Did you decide on one yet? I've been looking at these things for the past few weeks and it looks like it is between the Kodak Zi8, the Flip MinoHD or Ultra HD and the Creative Vado HD(second generation). They all seem to have their pros and cons so it;s kind of a toss up on which to go with. I've found the Creative Vado HD for $89-$99 so that will probably help me with making my decision!


----------



## riverc0il (Dec 12, 2009)

Regarding the Flip, you have a pretty good sample just posted recently by Greg in the Trip Reports forum (Killington). I think that the video on that Flip is very shaky. I don't know if it has image stabilization or not. But compare that to my video from MRG in the Trip Reports section in which most of the video with Nhski (the first posted I think?) was taken somewhere in the 15-20x-ish zoom range free hand with OIS.


----------



## Madroch (Dec 12, 2009)

Looks like the Zi8 is the winner -seems to have a little more zoom, and at least has EIS, not optical but it is something.  I tried to pick one up locally but were no deals.  Will order it and have it by next weekend.


----------



## o3jeff (Dec 12, 2009)

Madroch said:


> Looks like the Zi8 is the winner -seems to have a little more zoom, and at least has EIS, not optical but it is something.  I tried to pick one up locally but were no deals.  Will order it and have it by next weekend.



Walmart I think had them the other day when I was there. Also with the Zi8 you need to figure the price of an SD card on top of the camera price


----------



## Madroch (Dec 14, 2009)

riverc0il said:


> Regarding the Flip, you have a pretty good sample just posted recently by Greg in the Trip Reports forum (Killington). I think that the video on that Flip is very shaky. I don't know if it has image stabilization or not. But compare that to my video from MRG in the Trip Reports section in which most of the video with Nhski (the first posted I think?) was taken somewhere in the 15-20x-ish zoom range free hand with OIS.



What was the MRG video shot with?  Looks good, but probably outside my price range.


----------



## hammer (Dec 14, 2009)

Madroch said:


> Looks like the Zi8 is the winner -seems to have a little more zoom, and at least has EIS, not optical but it is something.  I tried to pick one up locally but were no deals.  Will order it and have it by next weekend.


Have you seen any good examples of video from the Zi8?


----------



## riverc0il (Dec 14, 2009)

Madroch said:


> What was the MRG video shot with?  Looks good, but probably outside my price range.

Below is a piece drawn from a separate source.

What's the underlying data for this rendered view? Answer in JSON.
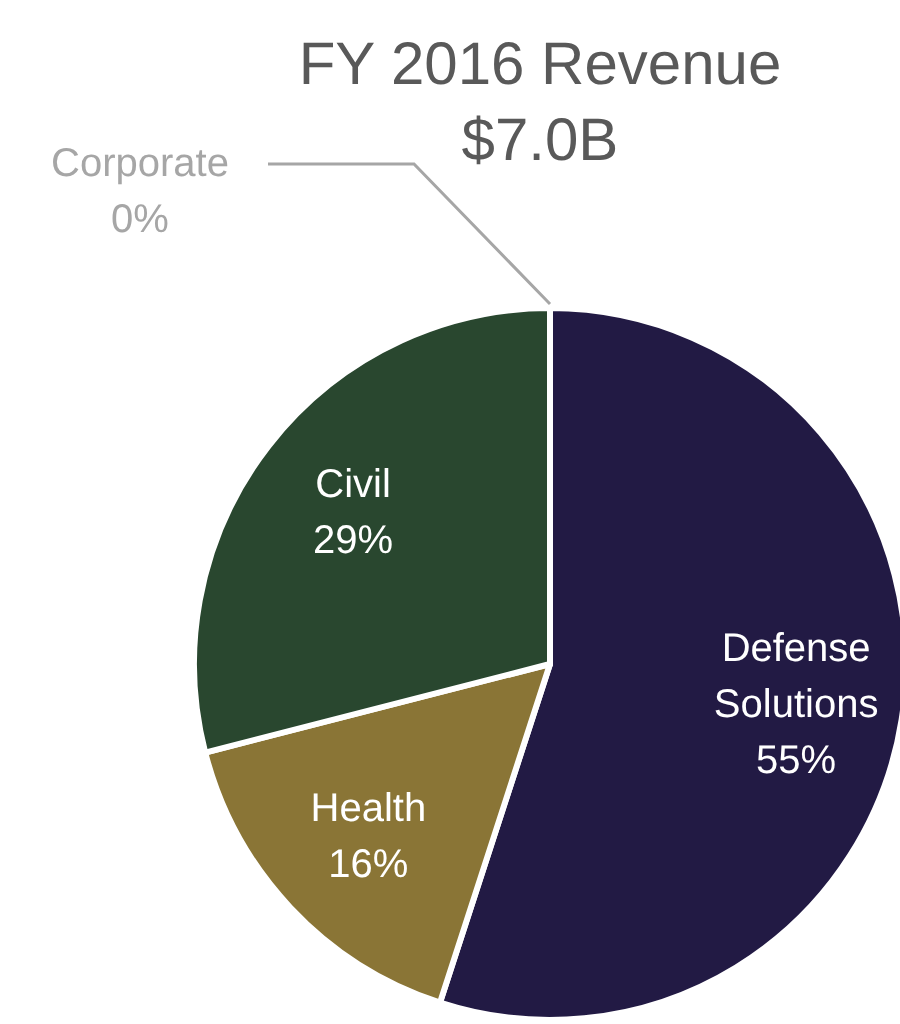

Canon FS200. I think I got it for $200


----------



## Madroch (Dec 15, 2009)

hammer said:


> Have you seen any good examples of video from the Zi8?



Not from the Zi8- but from a lot of the camcorders I have been comparing it to.  For the Zi8 am relying on reviews such as cnet and customer reviews, etc.


----------



## o3jeff (Dec 15, 2009)

Madroch said:


> Not from the Zi8- but from a lot of the camcorders I have been comparing it to.  For the Zi8 am relying on reviews such as cnet and customer reviews, etc.



I think the Amazon reviews might have had a sample video or two. It seems the quality of all these types of cameras are about the same, just keep in mind what they are when comparing them to real HD and full size camcorders.


----------



## Madroch (Dec 15, 2009)

Other issue with the Zi8 is that the software is not necessaerily Mac compatable- or so the reviews suggest- something about not being able to edit stuff shot in HD on the Mac.  We have both a PC and a Mac, but I am a complete newb at this stuff and want it as easy as possible- and preferably on the Mac.  I have to actually read up on some of these issues and try to understand them before I act... or, I could just leap before I look as usual.


----------



## o3jeff (Dec 15, 2009)

I was in Costco Sunday and saw they had the 8gb Flip Mino for $199 and the Ultra HD 8gb for $149(only had a handful left) both with the HDMI cable included. Those are about average prices for them, but they also have the 90 return if you don't like them.


----------



## hammer (Mar 22, 2010)

Just bought the Zi8...a bit hard to find in the stores.  Ended up spending about $200 total including a 4GB SDHC card.

Haven't done much with it yet but it seems decent so far.


----------



## o3jeff (Mar 22, 2010)

I order the new Kodak ZX3 Playsport last week, will have any day now and will comment on it after I get some vids done with it this weekend.


----------